Making the tortilla took quite a while as the potatoes need to cook for about 20 minutes with the onions, in hot oil. Then the potatoes and onions sit in the lightly beaten egg for about half an hour to absorb the egg flavour. I used this time to make the Homemade Mayonnaise (p175). I’d already separated the eggs, keeping the yolks for the mayonnaise and adding the whites to the tortilla mix. You know I hate to waste food!

My version and Jeffery’s version in the book.

While the potato and onion mix was absorbing the lightly beaten egg flavour, I started on the mayonnaise. None of Jeffery’s romantic balloon whisking for me! No lovely French ceramic bowl for mixing in, either. For years I have made mayonnaise in the food processor but today I made it using a Barmix and a jug. I used a blend of extra virgin olive oil and olive oil, as Jeffery suggested  and I like the flavour.
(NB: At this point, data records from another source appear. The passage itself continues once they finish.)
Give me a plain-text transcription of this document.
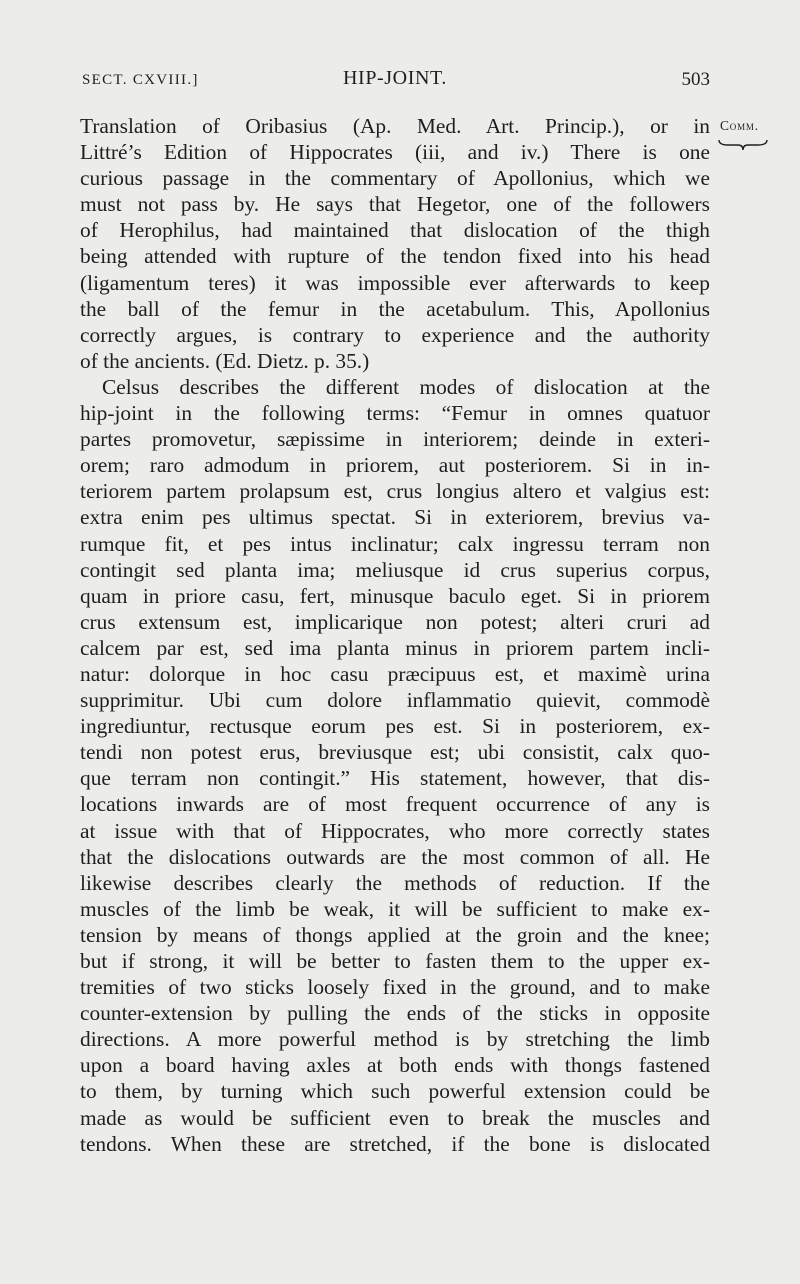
SECT. CXVIII.]	HIP-JOINT.	503
Comm.
Translation of Oribasius (Ap. Med. Art. Princip.), or in
Littré’s Edition of Hippocrates (iii, and iv.) There is one
curious passage in the commentary of Apollonius, which we
must not pass by. He says that Hegetor, one of the followers
of Herophilus, had maintained that dislocation of the thigh
being attended with rupture of the tendon fixed into his head
(ligamentum teres) it was impossible ever afterwards to keep
the ball of the femur in the acetabulum. This, Apollonius
correctly argues, is contrary to experience and the authority
of the ancients. (Ed. Dietz. p. 35.)
Celsus describes the different modes of dislocation at the
hip-joint in the following terms: “Femur in omnes quatuor
partes promovetur, sæpissime in interiorem; deinde in exteri-
orem; raro admodum in priorem, aut posteriorem. Si in in-
teriorem partem prolapsum est, crus longius altero et valgius est:
extra enim pes ultimus spectat. Si in exteriorem, brevius va-
rumque fit, et pes intus inclinatur; calx ingressu terram non
contingit sed planta ima; meliusque id crus superius corpus,
quam in priore casu, fert, minusque baculo eget. Si in priorem
crus extensum est, implicarique non potest; alteri cruri ad
calcem par est, sed ima planta minus in priorem partem incli-
natur: dolorque in hoc casu præcipuus est, et maximè urina
supprimitur. Ubi cum dolore inflammatio quievit, commodè
ingrediuntur, rectusque eorum pes est. Si in posteriorem, ex-
tendi non potest erus, breviusque est; ubi consistit, calx quo-
que terram non contingit.” His statement, however, that dis-
locations inwards are of most frequent occurrence of any is
at issue with that of Hippocrates, who more correctly states
that the dislocations outwards are the most common of all. He
likewise describes clearly the methods of reduction. If the
muscles of the limb be weak, it will be sufficient to make ex-
tension by means of thongs applied at the groin and the knee;
but if strong, it will be better to fasten them to the upper ex-
tremities of two sticks loosely fixed in the ground, and to make
counter-extension by pulling the ends of the sticks in opposite
directions. A more powerful method is by stretching the limb
upon a board having axles at both ends with thongs fastened
to them, by turning which such powerful extension could be
made as would be sufficient even to break the muscles and
tendons. When these are stretched, if the bone is dislocated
Dripping the oil slowly into the mix meant the whole process took about 25 minutes. The resulting mayonnaise is thick and creamy. This recipe makes a lot of mayonnaise!

Belinda Jeffery’s A Year of Sundays has recipes arranged to reflect the seasonal fruit and vegetables available. The recipes are accompanied by beautiful, inspiring photographs and generally rely on ingredients which are commonplace. I found lots of recipes I’d like to make, including her version of Tomato Tarte Tatin, a new favourite.

reading

I’ve really enjoyed reading  Daniel Klein Travels with Epicurus. After the author is advised to have the teeth on his lower jaw removed and replaced with implants he begins contemplating the battle to fight off signs of ageing. Is it better to be forever young? Looking for answers, the author travels to the Greek Island of Hydra where he spent a gap year as a teenager. Here he observes and talks to the old men who gather daily to reminiscence  about lives well lived.

It is not the young man who should be  considered fortunate but the old man who  has lived well, because the young man in his prime wanders much by chance, vacillating in his beliefs, while the old man has docked in the harbour, having safeguarded his true happiness.

EPICURUS

Klein intersperses his observations with Epicurus’s quotes about the way to live a good life. We often relate Epicurus to epicurean style dining, which the great man himself eschewed for a bowl of lentils, eaten in the company of friends. He did not promote excesses in any area of life. Friendship was important and discussing the meaning of life was more important. Klein compares this relaxed way of living to his retiring American friends who have bucket lists, lengthy lists of goals and are driven to be frantically busy, but most of all, to look young. I think these are common goals in many societies.

            Not what we have, but what we enjoy, constitutes our happiness.

EPICURUS

His insights are based on the beliefs of Epicurus and other philosophers. This is philosophy ‘lite’ but thought provoking and interesting. An easy, good read.

lucky bamboo and rosemary

A few weeks ago I wrote about propagating new lucky bamboo stems, pruned from an old, dying (over fertilised) very large parent plant. They have done very well. Only one stem didn’t ‘take’ but the rest have healthy roots and are growing new leaves. I have planted them all in a pot in soil as they last longer than those growing in water. In a few weeks I will divide them into two pots.

Last Anzac Day, the 25th of April, I made Anzac Biscuits for the neighbours and added a piece of rosemary ( for remembrance) under the ribbon tied to each box. I also put a leftover piece in water. When it had good strong roots I planted it out in a pot. As it grew I began removing the growth on the lower part of the stem to create a topiary rosemary tree. It is going very well!

Have you begun Easter preparations? No controlled borders for us this year so we are really looking forward to our son coming to spend the Easter break with us!